Although not measured in the current study, it is plausible that sex-related differences in neurobiological responses to exercise, including exercise-induced changes in the synthesis, metabolism, and cellular transit of 5-HT, norepinephrine, galanin, and/or BDNF could underlie greater mood enhancing effects of exercise in women. Indeed, Schuch and colleagues (32) reported that serum BDNF significantly increased only in women with bipolar disorder in response to a single session of maximal aerobic exercise; no changes were observed in men with bipolar disorder. Psychological factors, including anxiety sensitivity (20), distraction (5), and changes in attentional resources (37), may also influence exercise-induced changes in mood. Sex-related differences have also been suggested for factors such as anxiety sensitivity (34), but how potential sex-related differences in these psychological factors may influence mood responses to exercise has remained understudied and warrant further investigation.
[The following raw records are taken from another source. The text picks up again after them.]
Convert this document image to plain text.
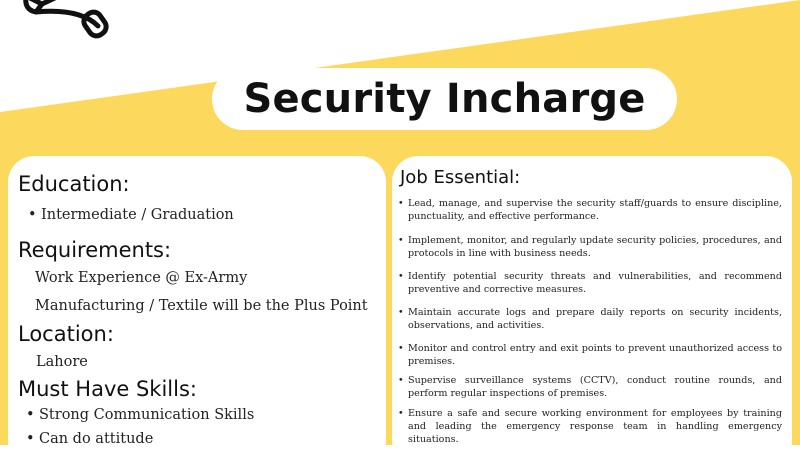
Security Incharge
Education:
• Intermediate / Graduation
Requirements:
Work Experience @ Ex-Army
Manufacturing / Textile will be the Plus Point
Location:
Lahore
Must Have Skills:
• Strong Communication Skills
• Can do attitude
Job Essential:
• Lead, manage, and supervise the security staff/guards to ensure discipline, punctuality, and effective performance.
• Implement, monitor, and regularly update security policies, procedures, and protocols in line with business needs.
• Identify potential security threats and vulnerabilities, and recommend preventive and corrective measures.
• Maintain accurate logs and prepare daily reports on security incidents, observations, and activities.
• Monitor and control entry and exit points to prevent unauthorized access to premises.
• Supervise surveillance systems (CCTV), conduct routine rounds, and perform regular inspections of premises.
• Ensure a safe and secure working environment for employees by training and leading the emergency response team in handling emergency situations.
Potential limitations include small sample size, the timing of mood measurements, and a focus on young adults recruited from the university and surrounding communities. Mood was measured 10-min postconditions in the current study. However, some previous evidence has suggested that mood may improve to a larger magnitude 20–30 min after acute exercise (8,14). It is plausible that greater effects would have been observed had there been a greater delay between completion of each condition and measurement of mood.
The present findings supported the positive effect of exercise on mood and provided support for sex-related differences in mood responses to acute aerobic exercise, such that larger magnitude improvements were found among young women. Future research with larger sample sizes and varying exercise intensities and modes is warranted. For example, future research should examine the plausible mechanisms that may underlie sex-related differences in the exercise–mood relationship. Psychophysiological methods such as EEG and eye-tracking paradigms may offer more objective and precise measurements of plausible markers of sex-related differences in mood responses to acute exercise.
The authors thank Rachel Geil for her contributions to the processing and management of data included in this manuscript. This study is unfunded.
The authors disclose no conflicts of interest. The results of the present study do not constitute endorsement by the American College of Sports Medicine.